The adaptive Progress Test will be held 4 times a year, resulting in a total of 24 measuring moments. The distribution of the Progress Tests throughout the medical program does thus not change upon the start of adaptive testing. The distribution of the Progress Tests is according to your study plan up until measuring moment 12. After graduating from the bachelor’s program, the distribution of Progress Tests will continue to measuring moment 24. The scale in which the test result of the adaptive Progress Test is expressed is comparable to the previous test results.

How long will it take for students to receive their test result?

This depends on the time slot of your Progress Test and when the last Progress Test will be held during that week. The maximum amount of time to receive the test result is established in the local study- and exam regulations (Dutch: “opleiding- en examenreglement” or OER).

How is the result of the test determined and how does this relate to the paper test?

The result of an individual student is determined according to the “Weighted Likelihood Estimation” (WLE) method by Thomas A. Warm (1989).

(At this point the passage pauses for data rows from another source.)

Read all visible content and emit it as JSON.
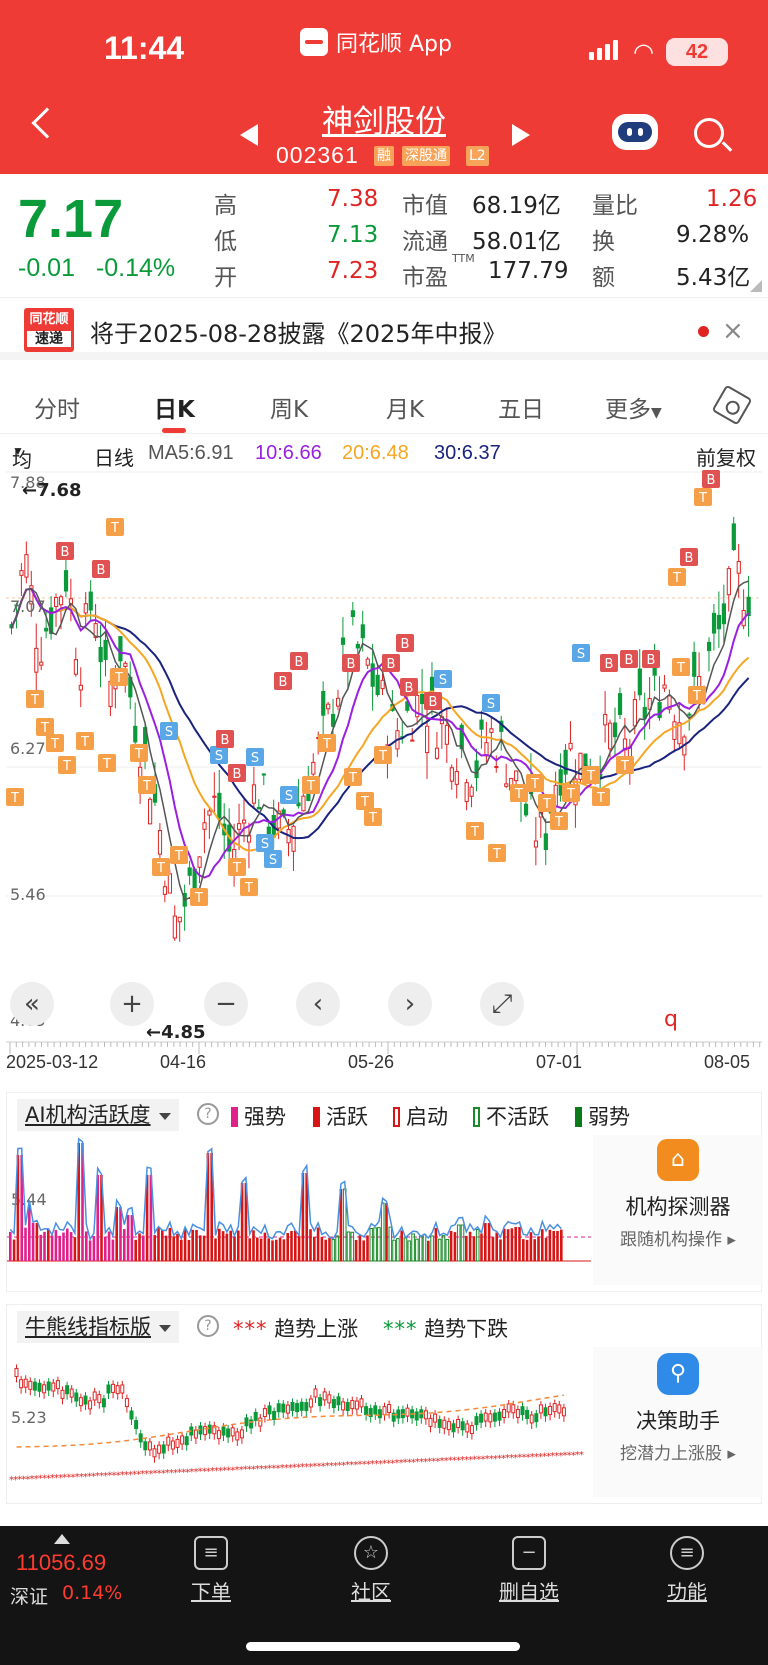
{
  "status": {
    "time": "11:44",
    "app": "同花顺 App",
    "battery": "42"
  },
  "stock": {
    "name": "神剑股份",
    "code": "002361",
    "tags": [
      "融",
      "深股通",
      "L2"
    ]
  },
  "quote": {
    "price": "7.17",
    "change": "-0.01",
    "change_pct": "-0.14%",
    "high_label": "高",
    "high": "7.38",
    "low_label": "低",
    "low": "7.13",
    "open_label": "开",
    "open": "7.23",
    "mcap_label": "市值",
    "mcap": "68.19亿",
    "float_label": "流通",
    "float": "58.01亿",
    "pe_label": "市盈",
    "pe_sup": "TTM",
    "pe": "177.79",
    "vr_label": "量比",
    "vr": "1.26",
    "turnover_label": "换",
    "turnover": "9.28%",
    "amount_label": "额",
    "amount": "5.43亿"
  },
  "notice": {
    "logo_top": "同花顺",
    "logo_bottom": "速递",
    "text": "将于2025-08-28披露《2025年中报》",
    "close": "×"
  },
  "tabs": [
    "分时",
    "日K",
    "周K",
    "月K",
    "五日",
    "更多"
  ],
  "ma": {
    "selector": "均线",
    "period": "日线",
    "ma5": "MA5:6.91",
    "ma10": "10:6.66",
    "ma20": "20:6.48",
    "ma30": "30:6.37",
    "adjust": "前复权"
  },
  "kchart": {
    "y_ticks": [
      "7.88",
      "7.07",
      "6.27",
      "5.46",
      "4.65"
    ],
    "high_marker": "←7.68",
    "low_marker": "←4.85",
    "dates": [
      "2025-03-12",
      "04-16",
      "05-26",
      "07-01",
      "08-05"
    ],
    "controls": [
      "«",
      "+",
      "−",
      "‹",
      "›",
      "⤢"
    ]
  },
  "ai_panel": {
    "title": "AI机构活跃度",
    "help": "?",
    "legend": [
      "强势",
      "活跃",
      "启动",
      "不活跃",
      "弱势"
    ],
    "y_tick": "5.44",
    "card_title": "机构探测器",
    "card_sub": "跟随机构操作 ▸"
  },
  "bull_panel": {
    "title": "牛熊线指标版",
    "help": "?",
    "legend_up": "趋势上涨",
    "legend_down": "趋势下跌",
    "y_tick": "5.23",
    "card_title": "决策助手",
    "card_sub": "挖潜力上涨股 ▸"
  },
  "bottom": {
    "index_value": "11056.69",
    "index_name": "深证",
    "index_change": "0.14%",
    "nav": [
      "下单",
      "社区",
      "删自选",
      "功能"
    ]
  },
  "colors": {
    "brand": "#ef3b36",
    "up": "#e02424",
    "down": "#0a9a3a",
    "ma5": "#555555",
    "ma10": "#9b1fe0",
    "ma20": "#f5a623",
    "ma30": "#1a237e"
  }
}
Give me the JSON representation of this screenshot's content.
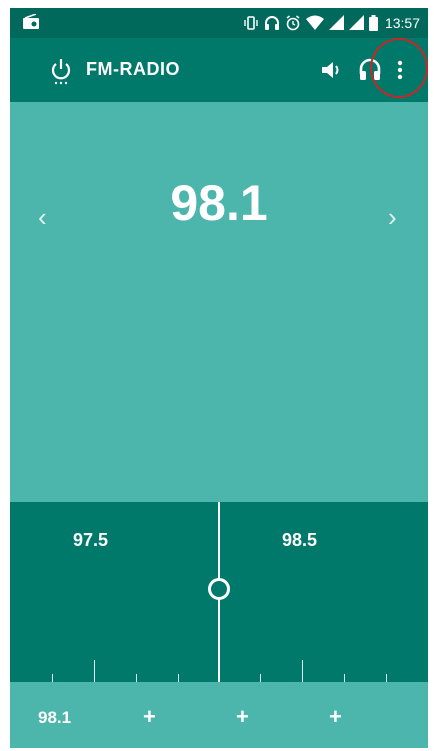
{
  "status_bar": {
    "time": "13:57",
    "icons": [
      "radio-icon",
      "vibrate-icon",
      "headphone-icon",
      "alarm-icon",
      "wifi-icon",
      "signal-icon",
      "signal-icon",
      "battery-icon"
    ]
  },
  "toolbar": {
    "title": "FM-RADIO",
    "icons": [
      "power-icon",
      "speaker-icon",
      "headset-icon",
      "overflow-menu-icon"
    ]
  },
  "station": {
    "frequency": "98.1",
    "prev_icon": "‹",
    "next_icon": "›"
  },
  "tuner": {
    "labels": [
      "97.5",
      "98.5"
    ]
  },
  "favorites": {
    "first": "98.1",
    "add_buttons": [
      "+",
      "+",
      "+"
    ]
  },
  "colors": {
    "status": "#00695c",
    "toolbar": "#00796b",
    "main": "#4db6ac",
    "annotation": "#c62828"
  }
}
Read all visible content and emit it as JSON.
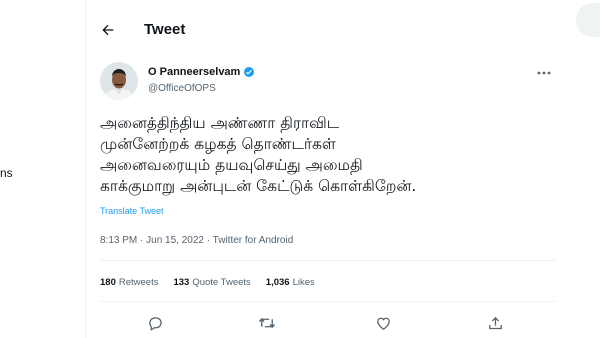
{
  "left": {
    "fragment": "ns"
  },
  "header": {
    "title": "Tweet"
  },
  "tweet": {
    "author": {
      "name": "O Panneerselvam",
      "handle": "@OfficeOfOPS",
      "verified": true
    },
    "lines": [
      "அனைத்திந்திய அண்ணா திராவிட",
      "முன்னேற்றக் கழகத் தொண்டர்கள்",
      "அனைவரையும் தயவுசெய்து அமைதி",
      "காக்குமாறு அன்புடன் கேட்டுக் கொள்கிறேன்."
    ],
    "translate_label": "Translate Tweet",
    "meta": "8:13 PM · Jun 15, 2022 · Twitter for Android",
    "stats": {
      "retweets_count": "180",
      "retweets_label": "Retweets",
      "quotes_count": "133",
      "quotes_label": "Quote Tweets",
      "likes_count": "1,036",
      "likes_label": "Likes"
    }
  },
  "icons": {
    "back": "arrow-left-icon",
    "verified": "verified-badge-icon",
    "more": "more-horizontal-icon",
    "reply": "reply-icon",
    "retweet": "retweet-icon",
    "like": "heart-icon",
    "share": "share-icon"
  },
  "colors": {
    "accent": "#1d9bf0",
    "text": "#0f1419",
    "secondary": "#536471",
    "border": "#eff3f4"
  }
}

This score is compared with the mean of the total student population and is expressed as a z-score. This score is then transformed into a standard scale with a mean of 35 and a standard deviation of 15. These two measures are based on the mean progress test scores of the last years and their aim is to best fit the scores of the adaptive test with the scores we were used to in the paper progress test. This works fine. However, because the principle of the adaptive test is rather different from the old paper test, the scores and results behave differently in some extent. E.g. there can be negative scores. This can be explained by the fact that the z-score can be negative (the mean z-score is expressed as 0, the standard deviation -1 or +1). For example: with the transformation to the standard scale a student scoring 3 SD under the mean of the year group can score a -10. In the old paper test a negative score was also theoretically possible by the “correction for guessing”.

With the adaptive test, questions are used of which the difficulty is precisely known. Therefore a relative norm is no longer necessary for a fair judgement. During the first year of adaptive testing it is carefully monitored whether the results do not change in comparison with the old paper setting, especially for the I/S cut-off points.